After screening the effective siRNA by luciferase activity assay, we further studied the effects of selected dual siRNA molecules on HIV and HBV gene expression and viral replication in cell culture models by using HEK293T and a derivative of the human HepG2 hepatoma cell line, HepG2.2.1.5, which carries several copies of the HBV genome on its chromosome. The effects of dual siRNAs on HIV and HBV gene expression and viral replication were studied thoroughly by the analyzing the levels of viral protein production through enzyme-linked immunosorbent assays and the levels of viral RNA expression by semi-quantitated RT-PCR analysis. All results indicated that dual siRNAs had significant inhibitory effects on viral mRNA expression, viral protein production, or the replication of HIV and HBV.

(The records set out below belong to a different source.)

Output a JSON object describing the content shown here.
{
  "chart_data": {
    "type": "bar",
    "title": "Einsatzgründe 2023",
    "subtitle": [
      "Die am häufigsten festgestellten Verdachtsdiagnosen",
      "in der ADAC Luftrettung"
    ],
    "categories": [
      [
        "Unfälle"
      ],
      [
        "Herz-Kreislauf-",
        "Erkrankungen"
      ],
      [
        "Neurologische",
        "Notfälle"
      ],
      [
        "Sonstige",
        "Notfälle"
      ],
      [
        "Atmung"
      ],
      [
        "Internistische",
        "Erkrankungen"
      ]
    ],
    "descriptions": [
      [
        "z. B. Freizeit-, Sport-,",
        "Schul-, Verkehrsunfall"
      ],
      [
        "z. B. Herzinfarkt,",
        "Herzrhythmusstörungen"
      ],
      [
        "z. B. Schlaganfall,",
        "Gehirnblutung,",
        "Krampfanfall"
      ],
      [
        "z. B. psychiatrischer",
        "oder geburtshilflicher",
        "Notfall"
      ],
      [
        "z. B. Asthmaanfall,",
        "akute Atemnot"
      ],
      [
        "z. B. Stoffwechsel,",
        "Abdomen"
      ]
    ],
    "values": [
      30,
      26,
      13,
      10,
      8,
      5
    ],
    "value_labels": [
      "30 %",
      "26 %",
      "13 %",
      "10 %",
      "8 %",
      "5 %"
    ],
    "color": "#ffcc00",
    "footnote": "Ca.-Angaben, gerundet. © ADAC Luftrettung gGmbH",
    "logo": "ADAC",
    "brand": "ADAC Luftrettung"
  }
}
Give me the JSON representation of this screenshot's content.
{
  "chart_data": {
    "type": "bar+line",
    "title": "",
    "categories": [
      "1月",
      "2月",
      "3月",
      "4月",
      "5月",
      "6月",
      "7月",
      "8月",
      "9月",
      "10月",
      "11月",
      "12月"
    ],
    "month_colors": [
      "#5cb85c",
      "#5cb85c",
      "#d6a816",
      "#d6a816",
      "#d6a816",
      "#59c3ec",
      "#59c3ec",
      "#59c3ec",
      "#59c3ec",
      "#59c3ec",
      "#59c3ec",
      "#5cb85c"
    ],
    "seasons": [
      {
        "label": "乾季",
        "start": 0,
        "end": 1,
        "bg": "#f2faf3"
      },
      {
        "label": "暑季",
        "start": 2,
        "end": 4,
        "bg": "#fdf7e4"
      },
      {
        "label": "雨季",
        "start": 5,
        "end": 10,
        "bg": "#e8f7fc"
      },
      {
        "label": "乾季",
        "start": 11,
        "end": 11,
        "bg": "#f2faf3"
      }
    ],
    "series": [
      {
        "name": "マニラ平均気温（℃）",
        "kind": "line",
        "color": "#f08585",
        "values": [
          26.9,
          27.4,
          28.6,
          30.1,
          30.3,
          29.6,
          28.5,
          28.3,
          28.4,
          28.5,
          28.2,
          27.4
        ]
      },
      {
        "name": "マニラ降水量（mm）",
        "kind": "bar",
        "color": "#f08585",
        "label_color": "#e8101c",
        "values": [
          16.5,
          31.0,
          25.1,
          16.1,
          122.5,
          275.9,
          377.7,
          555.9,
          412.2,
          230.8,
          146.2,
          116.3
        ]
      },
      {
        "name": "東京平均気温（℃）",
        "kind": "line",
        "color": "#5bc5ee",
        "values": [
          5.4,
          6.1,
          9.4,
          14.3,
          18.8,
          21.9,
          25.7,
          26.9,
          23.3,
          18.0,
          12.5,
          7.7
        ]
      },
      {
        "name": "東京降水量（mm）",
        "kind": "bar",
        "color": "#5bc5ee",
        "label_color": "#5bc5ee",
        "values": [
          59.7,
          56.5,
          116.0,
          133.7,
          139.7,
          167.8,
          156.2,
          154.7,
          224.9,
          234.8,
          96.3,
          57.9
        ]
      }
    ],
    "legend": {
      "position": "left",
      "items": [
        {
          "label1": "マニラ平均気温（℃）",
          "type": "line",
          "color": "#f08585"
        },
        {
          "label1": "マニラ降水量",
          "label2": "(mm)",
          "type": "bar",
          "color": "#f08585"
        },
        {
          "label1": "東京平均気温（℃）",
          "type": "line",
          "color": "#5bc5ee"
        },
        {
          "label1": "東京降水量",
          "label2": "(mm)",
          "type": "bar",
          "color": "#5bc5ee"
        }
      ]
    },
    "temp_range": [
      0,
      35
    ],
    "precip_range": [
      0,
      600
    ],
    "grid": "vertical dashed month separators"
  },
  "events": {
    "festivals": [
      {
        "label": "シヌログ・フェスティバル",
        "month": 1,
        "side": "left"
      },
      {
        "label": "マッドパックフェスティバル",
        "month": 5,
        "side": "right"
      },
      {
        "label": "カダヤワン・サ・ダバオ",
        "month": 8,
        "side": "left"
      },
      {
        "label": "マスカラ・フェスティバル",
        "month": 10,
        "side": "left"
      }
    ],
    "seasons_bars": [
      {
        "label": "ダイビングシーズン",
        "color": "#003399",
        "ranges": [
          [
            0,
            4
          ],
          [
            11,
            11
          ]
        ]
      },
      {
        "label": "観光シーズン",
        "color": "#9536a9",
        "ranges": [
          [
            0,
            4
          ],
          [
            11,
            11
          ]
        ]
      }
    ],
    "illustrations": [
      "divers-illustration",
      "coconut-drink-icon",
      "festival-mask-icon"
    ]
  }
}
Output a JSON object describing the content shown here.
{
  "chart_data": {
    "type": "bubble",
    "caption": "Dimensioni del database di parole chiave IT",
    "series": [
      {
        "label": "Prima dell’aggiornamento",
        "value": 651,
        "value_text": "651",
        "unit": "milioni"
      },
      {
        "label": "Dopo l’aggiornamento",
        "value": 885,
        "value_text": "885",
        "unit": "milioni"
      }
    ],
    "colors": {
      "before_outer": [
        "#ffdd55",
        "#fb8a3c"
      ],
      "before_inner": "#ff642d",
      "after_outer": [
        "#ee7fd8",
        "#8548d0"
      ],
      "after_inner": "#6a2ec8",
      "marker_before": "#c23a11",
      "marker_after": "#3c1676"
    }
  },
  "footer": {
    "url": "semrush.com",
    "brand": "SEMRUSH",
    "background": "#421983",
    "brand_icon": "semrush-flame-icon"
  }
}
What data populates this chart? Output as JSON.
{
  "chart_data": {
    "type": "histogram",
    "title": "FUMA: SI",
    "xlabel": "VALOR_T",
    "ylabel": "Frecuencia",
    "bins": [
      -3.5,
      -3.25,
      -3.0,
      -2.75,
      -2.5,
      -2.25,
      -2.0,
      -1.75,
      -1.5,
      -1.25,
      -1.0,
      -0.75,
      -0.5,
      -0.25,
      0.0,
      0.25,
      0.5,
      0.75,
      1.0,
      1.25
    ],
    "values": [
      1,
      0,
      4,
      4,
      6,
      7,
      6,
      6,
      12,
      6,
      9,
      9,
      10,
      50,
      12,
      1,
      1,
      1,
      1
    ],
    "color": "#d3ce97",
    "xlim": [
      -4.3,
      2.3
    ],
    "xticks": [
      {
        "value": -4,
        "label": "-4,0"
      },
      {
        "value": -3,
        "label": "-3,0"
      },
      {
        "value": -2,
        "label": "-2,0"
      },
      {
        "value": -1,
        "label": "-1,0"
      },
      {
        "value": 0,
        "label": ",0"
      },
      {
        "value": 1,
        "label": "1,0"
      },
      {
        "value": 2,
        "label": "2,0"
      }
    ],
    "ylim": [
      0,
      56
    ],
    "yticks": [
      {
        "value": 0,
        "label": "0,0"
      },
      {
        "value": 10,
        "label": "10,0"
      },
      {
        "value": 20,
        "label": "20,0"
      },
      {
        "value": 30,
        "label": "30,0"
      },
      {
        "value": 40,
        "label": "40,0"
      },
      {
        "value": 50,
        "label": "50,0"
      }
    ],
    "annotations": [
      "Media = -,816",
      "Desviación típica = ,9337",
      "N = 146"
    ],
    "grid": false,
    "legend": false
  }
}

Although HIV and HBV co-infection is a major health problem worldwide, there is no completely effective antiviral treatment. Our dual siRNA approach would provide a possible therapeutic strategy against co-infection of these viruses, although further studies are necessary to determine the antiviral mechanism of dual siRNAs in different stage of viral replication. Our approach could also be used to generate more than two siRNAs duplexes that could silent more genes in order to study the interactions of genes and their functions. Such strategies of constructing multiple-siRNA vectors could confront multiple virus infections. Obviously, this “cocktail” siRNA approach could be applied, especially for those viruses that show a high mutation rate, such as HIV.